10. February 17, 1864: To fight currency depreciation, the Confederate Congress passed Treasury Secretary Christopher Memminger's plan requiring citizens to turn in their paper currency and buy long-term war bonds. The measure failed to prevent the collapse of Confederate credit.
11. August 7, 1864: End of the naval Battle of Mobile Bay, a Union victory.
12. January 1, 1865: Emancipation Proclamation repeated in Georgia (Vyry and family are free).
13. 1868: The Ku Klux Klan rode for three days and nights during the national elections, resulting in terrible violence.

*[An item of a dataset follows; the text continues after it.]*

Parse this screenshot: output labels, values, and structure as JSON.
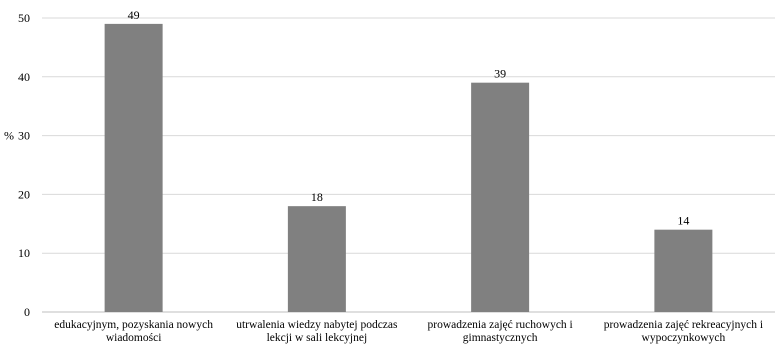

==Events in Vyry's life (chronological order)==
1. Sis Hetta dies from childbirth
2. Vyry becomes a slave at a toddler age
3. Granny Ticey and Mammy Sukey die
4. Miss Salina hangs Vyry by her thumbs in the closet for breaking one of her china dishes
5. Brother Zeke baptizes Vyry as she now enters womanhood
6. Grandpa Tom is killed by Grimes for not giving Grimes a fine horse (Grandpa Tom is following Marse John's Orders)
7. Aunt Sally is sold as Miss Salina does not like her; Salina and John Dutton go through cooks trying to find a cook who can cook as well as Aunt Sally. John Dutton considers selling Aunt Sally a mistake until Vyry is discovered as a cook whose food is identical to that of Aunt Sally's. Vyry is put into the Big House and works as a cook.

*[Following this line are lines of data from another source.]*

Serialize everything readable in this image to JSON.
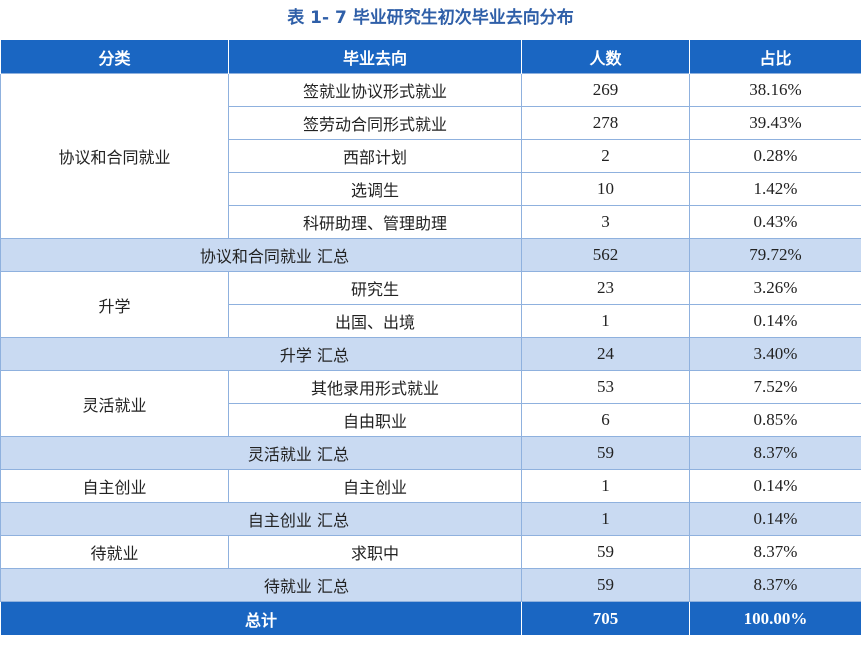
{
  "title": "表 1- 7  毕业研究生初次毕业去向分布",
  "headers": [
    "分类",
    "毕业去向",
    "人数",
    "占比"
  ],
  "groups": [
    {
      "category": "协议和合同就业",
      "rows": [
        {
          "dest": "签就业协议形式就业",
          "count": "269",
          "pct": "38.16%"
        },
        {
          "dest": "签劳动合同形式就业",
          "count": "278",
          "pct": "39.43%"
        },
        {
          "dest": "西部计划",
          "count": "2",
          "pct": "0.28%"
        },
        {
          "dest": "选调生",
          "count": "10",
          "pct": "1.42%"
        },
        {
          "dest": "科研助理、管理助理",
          "count": "3",
          "pct": "0.43%"
        }
      ],
      "subtotal": {
        "label": "协议和合同就业 汇总",
        "count": "562",
        "pct": "79.72%"
      }
    },
    {
      "category": "升学",
      "rows": [
        {
          "dest": "研究生",
          "count": "23",
          "pct": "3.26%"
        },
        {
          "dest": "出国、出境",
          "count": "1",
          "pct": "0.14%"
        }
      ],
      "subtotal": {
        "label": "升学 汇总",
        "count": "24",
        "pct": "3.40%"
      }
    },
    {
      "category": "灵活就业",
      "rows": [
        {
          "dest": "其他录用形式就业",
          "count": "53",
          "pct": "7.52%"
        },
        {
          "dest": "自由职业",
          "count": "6",
          "pct": "0.85%"
        }
      ],
      "subtotal": {
        "label": "灵活就业 汇总",
        "count": "59",
        "pct": "8.37%"
      }
    },
    {
      "category": "自主创业",
      "rows": [
        {
          "dest": "自主创业",
          "count": "1",
          "pct": "0.14%"
        }
      ],
      "subtotal": {
        "label": "自主创业 汇总",
        "count": "1",
        "pct": "0.14%"
      }
    },
    {
      "category": "待就业",
      "rows": [
        {
          "dest": "求职中",
          "count": "59",
          "pct": "8.37%"
        }
      ],
      "subtotal": {
        "label": "待就业 汇总",
        "count": "59",
        "pct": "8.37%"
      }
    }
  ],
  "total": {
    "label": "总计",
    "count": "705",
    "pct": "100.00%"
  }
}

8. Vyry meets Randall Ware as she is supposed to give him food. He immediately takes interest in Vyry; whereas Vyry only develops love for him after he promises her freedom
9. Lucy badtalks Miss Salina during a party, gets beaten, runs away, is caught, and gets branded
10. Fourth of July celebration- priests rant about slaves listening to their masters
11. Lucy runs away a second time and manages to escape from the Dutton Plantation
12. Vyry asks John Dutton if she can marry Randall Ware. Knowing how precious of a cook Vyry is, John Dutton decides that the two may get married only after his death (however it doesn't happen)
13. John Dutton dies
14. John Dutton Jr. dies
15. Kevin dies
16. Salina dies
17. Vyry and kids are free after a man comes to emancipate the slaves
18. Vyry meets Innis Brown as he tries to protect her and Miss Lillian from a robber
19. Vyry and Innis move to Alabama as they get married
20. Vyry and Innis get flooded out of their house by the Chattahoochee River and lose most of their belongings
21. Vyry and Innis sign the contract for another house, stating that they must pay off the house with crops made on the land, however the land has bad soil. Vyry and Innis cannot pay off the house or make a living
22. Vyry and Innis leave to Troy, Pike County
23. Vyry and Innis' house is burned down by KKK
24. Vyry and Innis travel to Luvenere
25. Vyry and Innis get land in Butler County near Greenville
26. Vyry visits Ms. Lucy and Ms. Lillian in Georgia
27. Vyry and Innis move into their permanent house
28. Vyry earns a living by selling goods in a nearby town
29. Vyry helps a woman give birth as Vyry hears the woman's screams while selling her goods in the town. The woman does not take Vyry as a black woman, for Vyry's skin is fair. Vyry helps to settle racial confusion or stereotypes the woman and her husband have. The woman and her husband take note that Vyry is kind and gentle and feel comfortable around Vyry.
30. Woman and family help Vyry build her house
31. Innis Brown beats Jim
32. Randall Ware visits and takes Jim to school in the city
33. Vyry expects a baby with Innis Brown

==Court case==
In 1978, Margaret Walker sued Alex Haley, claiming that his 1976 novel Roots: The Saga of an American Family had violated Jubilee's copyright by borrowing from her novel. The case was dismissed.

==Adaptation==
Jubilee was adapted into a three-act opera by Ulysses Kay, to a libretto by Donald Dorr; it was commissioned by Opera/South and premiered in 1976.